I’ve spent a good number of hours lately wandering around in Second Life (SL). For those of you who may not know, SL is a 3D virtual space where people can come, represent themselves with Avatars (kinda like a pupet), interact, build, do business, and have fun — in just about any way that you can imagine, and probably ways that I couldn’t imagine. Some spaces, or islands have been purchased and dedicated to educational applications, and educators have started populating these islands — like crazy.
I visited again this morning, and am sure that there are buildings there that weren’t there yesterday — big ones. I must admit a real sense of space there, and I’ve already made some friends, most of whom I have no idea who they are in RL (that’s real life). I did meet one guy (I guess) who admitted to being a principal in Vermont. He wouldn’t share his name, however, for fear of my thinking that all principals in Vermont have nothing better to do than wonder around, zombie like, in Second Life.
This is certainly not true, and no-one’s a zombie here.

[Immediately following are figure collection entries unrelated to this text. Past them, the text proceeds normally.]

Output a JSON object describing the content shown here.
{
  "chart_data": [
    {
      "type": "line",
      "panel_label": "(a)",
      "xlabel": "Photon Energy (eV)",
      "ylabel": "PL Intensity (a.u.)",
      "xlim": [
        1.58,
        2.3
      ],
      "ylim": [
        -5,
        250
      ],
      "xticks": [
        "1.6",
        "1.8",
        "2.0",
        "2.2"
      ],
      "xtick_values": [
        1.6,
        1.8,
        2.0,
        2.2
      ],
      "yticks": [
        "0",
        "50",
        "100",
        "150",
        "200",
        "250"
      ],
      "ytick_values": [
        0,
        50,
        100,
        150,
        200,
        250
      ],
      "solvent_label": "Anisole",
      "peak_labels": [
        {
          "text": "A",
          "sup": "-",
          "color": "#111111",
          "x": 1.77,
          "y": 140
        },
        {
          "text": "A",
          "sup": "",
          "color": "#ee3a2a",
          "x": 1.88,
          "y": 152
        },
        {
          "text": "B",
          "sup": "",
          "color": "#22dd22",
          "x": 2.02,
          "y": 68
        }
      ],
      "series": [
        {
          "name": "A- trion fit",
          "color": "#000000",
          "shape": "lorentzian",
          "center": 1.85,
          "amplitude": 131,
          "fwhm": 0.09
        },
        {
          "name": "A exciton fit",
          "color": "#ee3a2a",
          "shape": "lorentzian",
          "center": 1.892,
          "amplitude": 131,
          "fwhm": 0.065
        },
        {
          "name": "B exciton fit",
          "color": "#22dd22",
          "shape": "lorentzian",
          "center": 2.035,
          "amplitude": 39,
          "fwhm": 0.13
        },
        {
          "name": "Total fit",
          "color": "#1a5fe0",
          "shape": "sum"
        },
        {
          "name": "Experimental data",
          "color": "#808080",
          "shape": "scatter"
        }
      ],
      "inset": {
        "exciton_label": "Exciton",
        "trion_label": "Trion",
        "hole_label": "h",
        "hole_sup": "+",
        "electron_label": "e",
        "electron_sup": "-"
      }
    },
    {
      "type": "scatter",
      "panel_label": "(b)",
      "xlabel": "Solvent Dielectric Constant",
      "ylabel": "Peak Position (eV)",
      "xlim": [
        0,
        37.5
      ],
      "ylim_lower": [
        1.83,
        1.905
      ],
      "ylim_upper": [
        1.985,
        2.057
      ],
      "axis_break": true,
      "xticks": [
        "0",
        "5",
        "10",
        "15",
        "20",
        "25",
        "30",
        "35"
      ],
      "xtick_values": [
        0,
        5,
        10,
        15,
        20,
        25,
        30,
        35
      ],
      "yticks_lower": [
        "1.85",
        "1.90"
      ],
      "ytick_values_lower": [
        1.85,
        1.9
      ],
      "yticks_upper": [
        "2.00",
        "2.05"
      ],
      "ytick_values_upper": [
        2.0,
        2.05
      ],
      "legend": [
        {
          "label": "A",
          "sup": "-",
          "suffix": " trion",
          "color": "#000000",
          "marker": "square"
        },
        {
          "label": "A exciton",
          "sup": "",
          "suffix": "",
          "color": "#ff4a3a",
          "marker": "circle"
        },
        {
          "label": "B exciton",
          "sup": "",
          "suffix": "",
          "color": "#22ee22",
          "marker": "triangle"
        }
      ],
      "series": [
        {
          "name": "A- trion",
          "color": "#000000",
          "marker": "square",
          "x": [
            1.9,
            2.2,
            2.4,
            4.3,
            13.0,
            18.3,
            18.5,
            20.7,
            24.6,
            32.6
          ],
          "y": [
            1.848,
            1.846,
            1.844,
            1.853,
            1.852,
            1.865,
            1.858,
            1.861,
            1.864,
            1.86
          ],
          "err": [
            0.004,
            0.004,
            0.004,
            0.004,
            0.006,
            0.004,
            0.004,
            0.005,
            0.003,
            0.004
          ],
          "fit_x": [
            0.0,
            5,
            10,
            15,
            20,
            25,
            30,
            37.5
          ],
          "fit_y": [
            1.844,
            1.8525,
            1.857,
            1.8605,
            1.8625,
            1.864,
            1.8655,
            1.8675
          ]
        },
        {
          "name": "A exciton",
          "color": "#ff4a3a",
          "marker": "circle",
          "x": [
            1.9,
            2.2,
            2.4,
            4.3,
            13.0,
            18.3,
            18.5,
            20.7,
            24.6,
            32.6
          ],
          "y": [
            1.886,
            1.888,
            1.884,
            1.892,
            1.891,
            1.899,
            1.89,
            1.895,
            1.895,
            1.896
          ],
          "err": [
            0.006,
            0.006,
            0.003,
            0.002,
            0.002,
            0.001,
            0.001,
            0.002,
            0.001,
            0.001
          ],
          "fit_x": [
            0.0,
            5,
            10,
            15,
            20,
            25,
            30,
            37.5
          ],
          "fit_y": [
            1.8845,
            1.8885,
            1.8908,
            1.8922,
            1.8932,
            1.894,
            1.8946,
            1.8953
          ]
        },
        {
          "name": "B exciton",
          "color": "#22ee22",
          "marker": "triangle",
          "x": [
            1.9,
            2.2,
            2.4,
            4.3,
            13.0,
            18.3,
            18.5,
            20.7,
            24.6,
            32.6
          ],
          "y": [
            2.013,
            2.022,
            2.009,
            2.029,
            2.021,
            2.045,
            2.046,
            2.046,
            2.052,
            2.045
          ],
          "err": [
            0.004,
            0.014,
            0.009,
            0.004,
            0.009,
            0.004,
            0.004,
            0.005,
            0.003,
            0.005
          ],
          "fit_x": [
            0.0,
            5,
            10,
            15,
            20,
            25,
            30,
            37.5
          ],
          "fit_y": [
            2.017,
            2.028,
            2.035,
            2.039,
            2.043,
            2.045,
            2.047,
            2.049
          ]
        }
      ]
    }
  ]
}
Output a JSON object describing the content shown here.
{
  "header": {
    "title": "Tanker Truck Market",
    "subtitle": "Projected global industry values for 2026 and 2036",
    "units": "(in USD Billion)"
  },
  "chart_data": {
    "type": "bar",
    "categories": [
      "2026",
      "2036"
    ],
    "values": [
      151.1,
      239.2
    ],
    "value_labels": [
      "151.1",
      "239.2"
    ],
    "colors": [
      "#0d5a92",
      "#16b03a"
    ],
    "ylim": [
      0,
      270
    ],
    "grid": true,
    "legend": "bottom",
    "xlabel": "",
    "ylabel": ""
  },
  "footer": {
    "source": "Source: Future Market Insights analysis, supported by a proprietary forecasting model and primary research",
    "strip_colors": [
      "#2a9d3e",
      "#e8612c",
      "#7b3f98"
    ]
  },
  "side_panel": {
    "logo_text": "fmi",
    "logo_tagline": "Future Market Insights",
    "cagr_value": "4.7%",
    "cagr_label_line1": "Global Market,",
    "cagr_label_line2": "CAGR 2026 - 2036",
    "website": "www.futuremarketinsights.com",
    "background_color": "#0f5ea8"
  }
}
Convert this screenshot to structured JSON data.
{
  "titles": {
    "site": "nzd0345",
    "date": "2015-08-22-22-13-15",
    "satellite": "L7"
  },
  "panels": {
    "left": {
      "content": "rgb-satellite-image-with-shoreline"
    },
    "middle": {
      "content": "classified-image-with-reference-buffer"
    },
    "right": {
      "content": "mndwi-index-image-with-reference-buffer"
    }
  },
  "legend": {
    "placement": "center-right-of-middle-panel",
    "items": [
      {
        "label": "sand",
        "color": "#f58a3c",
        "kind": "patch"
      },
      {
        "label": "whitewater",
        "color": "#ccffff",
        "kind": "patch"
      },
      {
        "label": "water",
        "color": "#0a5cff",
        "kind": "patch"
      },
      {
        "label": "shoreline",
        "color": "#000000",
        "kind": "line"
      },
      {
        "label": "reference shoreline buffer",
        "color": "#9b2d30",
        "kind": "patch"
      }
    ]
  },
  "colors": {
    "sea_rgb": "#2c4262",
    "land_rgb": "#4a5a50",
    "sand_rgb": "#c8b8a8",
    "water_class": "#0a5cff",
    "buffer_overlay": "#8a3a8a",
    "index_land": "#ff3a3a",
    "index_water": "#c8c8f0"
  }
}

We all knocking around, kicking the tires, pushing the envelope on possibilities of using this as a learning space. I’ve learned to walk — fairly smoothly. I can even navigate spiral stairs, a feat that would have been impossible only a few days ago. I get a special pleasure from flying. The sound of the air rushing by your ears (out of the computer’s speakers) is invigorating, and I can now find my way from the ISTE center to my home at about 200 feet above the ground. I just turn left, take a right at the volcano, and then only a few more blocks.
The real pleasure (and instructional potential in my opinion) is the building. There are a lot of buildings here, and everyone seems interested in keeping to a contemporary style of straight lines and lots of glass (makes me feel like a voyeur sometimes). But what if we could have a place to really open things up, with caves where students could add cave drawings, neolithic villages, bronze-age cities, etc. — a continent, maybe where different sections are devoted to stuff from specific millennia — most of it built by learners.
Science is wide open as well. I found, at one point, a giant paramecium, floating above a lagoon. I tried to find it again this morning, but without success. So students making 3D single-celled organisms to demonstrate their knowledge of those plasm things would likely be a thrill. But let’s take this up to Second Life 2.0 (sorry). What if the teacher could define certain behaviors of an environment, setting laws of nature, so to speak. And then ask students to invent organisms that interact and flourish in that environment, working within an ecosystem?
None of this is new, as many of you know. Kids have been building worlds for more than a decade in MUDs and MOOs, and computer scientists have been creating ecosystems where organisms of programming code were designed to hunt, eat, and thrive. What I find interesting is the potential to create such rich constructivist learning environments and make them this accessible to young (and old) learners.
More later! It’s time to get to work — in RL!